O socialista acusa de ilicitude a reunião da qual saiu a aprovação de Francisco Vieira de Carvalho para candidato à Câmara da Maia. Começa por afirmar que “ninguém sabe quem pertence neste momento à Comissão Política Concelhia (CPC) com capacidade eleitoral”. Lembra que “mais de 50% dos efetivos pediram a demissão e contudo alguns foram convocados para votar. Uns votaram e outros não, consoante a conveniência”. Acrescenta ainda: “de acordo com os estatutos, a acumulação de ausências seguidas e consecutivas, faz com que muitos dos que votaram já tinham perdido capacidade eleitoral”. Recorda que “houve pelo menos três Comissões que não se realizaram por falta de quórum, duas delas consecutivas, pelo que todos os faltosos perderam o mandato. No entanto, muitos foram agora chamados para votar e eleger o candidato”.

José Manuel Correia sustenta ainda que a “confirmação das irregularidades está no facto (entre tantos outros que se vão verificar), de o 33º da lista de Suplentes ter ido votar, sem que tenham sido convocados outros suplentes da lista que o antecediam”, invocando também a “existência de vários militantes, que haviam renunciado ao mandato por escrito e que foram novamente convocados para a reunião que apareceram, assinaram a lista de presenças e votaram”.

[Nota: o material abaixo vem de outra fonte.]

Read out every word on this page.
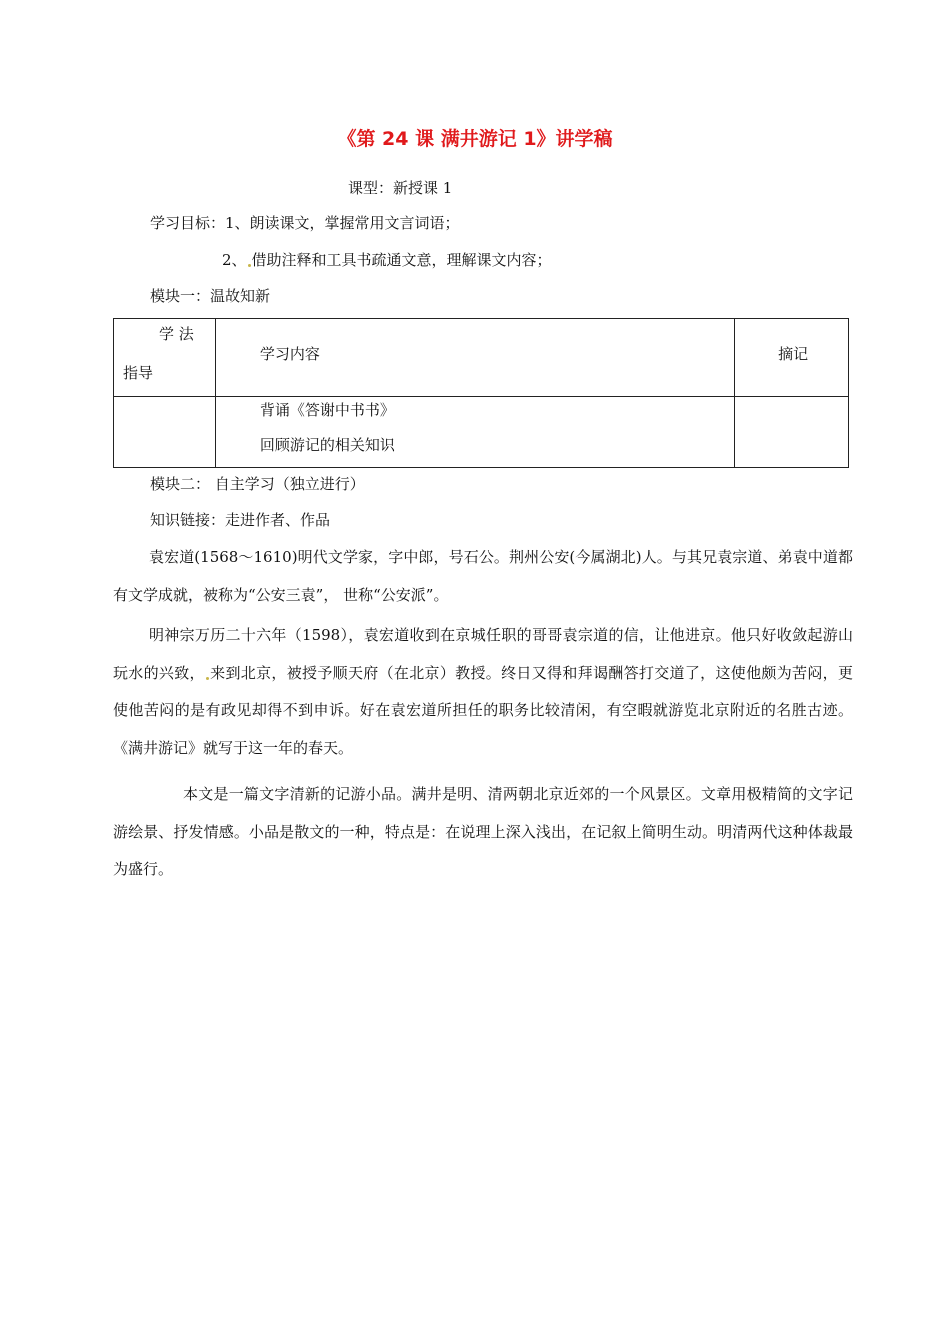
《第 24 课 满井游记 1》讲学稿
课型：新授课 1
学习目标：1、朗读课文，掌握常用文言词语；
2、 借助注释和工具书疏通文意，理解课文内容；
模块一：温故知新
学 法
指导	学习内容	摘记

	背诵《答谢中书书》
回顾游记的相关知识	

模块二： 自主学习（独立进行）
知识链接：走进作者、作品
袁宏道(1568～1610)明代文学家，字中郎，号石公。荆州公安(今属湖北)人。与其兄袁宗道、弟袁中道都有文学成就，被称为“公安三袁”， 世称“公安派”。
明神宗万历二十六年（1598），袁宏道收到在京城任职的哥哥袁宗道的信，让他进京。他只好收敛起游山玩水的兴致， 来到北京，被授予顺天府（在北京）教授。终日又得和拜谒酬答打交道了，这使他颇为苦闷，更使他苦闷的是有政见却得不到申诉。好在袁宏道所担任的职务比较清闲，有空暇就游览北京附近的名胜古迹。《满井游记》就写于这一年的春天。
本文是一篇文字清新的记游小品。满井是明、清两朝北京近郊的一个风景区。文章用极精简的文字记游绘景、抒发情感。小品是散文的一种，特点是：在说理上深入浅出，在记叙上简明生动。明清两代这种体裁最为盛行。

Acusação de “falta de transparência”

José Manuel Correia refere ainda no ofício que é “interessante constatar, através da listagem de votantes, que mais de 50% pertencem à Secção de Pedras Rubras, feudo da família Catarino, o que não abona nada o ato eleitoral e é demonstrativo quer da falta de transparência e democraticidade”.

José Manuel Correia refere no ofício ao Conselho de Jurisdição que há violação estatutária ao não aceitarem a sua candidatura a candidato à Câmara “invocando para o efeito, que não tinha sido proposta pelo Secretariado, pasme-se!!! Onde tal obrigatoriedade, consta?”

Assim, José Manuel Correia considera que não houve “cultura democrática e respeito pelos estatutos e pelos valores democráticos do Partido Socialista que, na Maia, se tornou no Partido Catarinista”, afirmou.

José Manuel Correia respondeu a pedido de militantes para se candidatar

Ao Primeira Mão, o militante que já presidiu ao PS Maia durante 10 anos, referiu que resolveu apresentar a sua candidatura para ser o cabeça de lista pelo PS à câmara, depois de um grupo de amigos e militantes socialistas maiatos (“com passado na Maia”) o terem convidado para um jantar e lhe terem solicitado que avançasse e que “não os deixasse defraudados nesta altura”.

Federação confirma que recebeu pedido de impugnação

O presidente da Concelhia, Jorge Catarino, não se pronunciou sobre este pedido de impugnação, remetendo declarações para a Federação Distrital. Este órgão, por seu lado, limitou-se a confirmar que deu entrada no dia 17 de janeiro, um “pedido de impugnação das deliberações tomadas na Comissão Política Concelhia do PS da Maia realizada a 11 de janeiro, nomeadamente no que concerne à designação, por este órgão, do candidato à Câmara Municipal da Maia para as próximas eleições autárquicas”, e que a referida reclamação foi “de imediato remetida para a Comissão Federativa de Jurisdição, a qual deverá deliberar sobre a mesma em breve”.

No esclarecimento pedido pelo Primeira Mão, a Federação Distrital do Porto lembra que “o candidato escolhido pela Concelhia foi aprovado por uma clara maioria, composta por três quartos dos membros da Comissão Política Concelhia do PS da Maia (34 votos a favor, 06 votos contra e 06 votos em branco, ou seja, 74)”.